ここで、本実施形態では、2msタイマ割込み処理が実行される度に、複数の区分A1〜A4のうちの1つの区分が強制オフ区分として選択される。また、図4(C)において、「LED出力カウンタ」の値は、強制オフ区分の選択パターンを示し、例えば、LED出力カウンタが「0」であると、区分A1が強制オフ区分に選択される。LED出力カウンタは、2msタイマ割込み処理が実行される度に、「0」→「1」→「2」→「3」というように1つずつ増加し、強制オフ区分として選択される区分が区分A1→区分A2→区分A3→区分A4と変化する。そして、LED出力カウンタが「3」の状態で2msタイマ割込み処理が実行されると、再び、「0」に戻る。このように、本実施形態の遊技機10では、2ms周期で、複数の区分A1〜A4のうち1つの区分を所定の順序で強制オフ区分として選択し、その強制オフ区分の点灯制御データを強制的にオフに設定する。

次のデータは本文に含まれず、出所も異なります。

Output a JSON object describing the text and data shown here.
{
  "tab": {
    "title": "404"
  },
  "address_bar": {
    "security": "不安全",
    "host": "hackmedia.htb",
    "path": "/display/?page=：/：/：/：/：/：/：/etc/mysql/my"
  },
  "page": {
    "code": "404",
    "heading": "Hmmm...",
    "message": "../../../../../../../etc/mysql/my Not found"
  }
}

サブ制御回路52は、強制オフ区分の点灯制御データについて強制オフ処理を実行すると、ランプ制御回路56(図3参照)に点灯制御データを送信(出力)する。ここで、本実施形態では、サブ制御回路52は、強制オフ処理が実行された後の分割基礎データテーブル(図4(C)参照)のうち、強制オフ区分を含む一部複数の区分の点灯制御データのみを送信する。具体的には、図4(D)に示すように、強制オフ区分と、それ以外の1つの区分との2つの区分についてのみ点灯制御データを送信する。これにより、強制オフ区分に含まれるLEDランプ40については、確実に消灯することが可能となり、複数のLEDランプ40により消費電力の低減が図られる。
図5(A)には、10ms周期毎に、10msタイマ割込み処理で作成される基準データテーブル(図4(A)参照)に従って複数のLEDランプ40を点灯制御した場合の、各区分A1〜A4の点灯パターンが示されている。また、図5(B)には、図4(D)の送信データに従ってオンオフ制御された各区分A1〜A4の点灯パターンが示されている。
ここで、本実施形態では、任意の分割期間tにおいて、複数の区分A1〜A4のうち送信データが送信されない区分については、その前の分割期間tのオンオフ状態が維持される。また、本実施形態のサブ制御回路52は、ある分割期間tで強制オフ区分として選択されていた区分には、その次の分割期間tで制御信号を出力しないように構成されている(図4(D)参照)。従って、例えば、区分A1については、LED出力カウンタが「0」のときの分割期間tで、強制オフ処理が実行されて強制的に消灯されると、その後、LED出力カウンタが「3」となって点灯されるまで、消灯状態が維持される(図5(B)参照)。このように、本実施形態によれば、オフの制御信号を再度出力することなく、LEDランプ40を消灯させることが可能となる。
なお、図5(A)と図5(B)の比較から明らかなように、図5(A)の例では、任意の分割期間tで、全ての区分A1〜A4がオンされているのに対し、図5(B)の例では、任意の分割期間tで、4つの区分A1〜A4のうち1つの区分のみがオンされている。このことから、本実施形態の遊技機10では、複数のLEDランプ40による消費電力の低減が図られていることが分かる。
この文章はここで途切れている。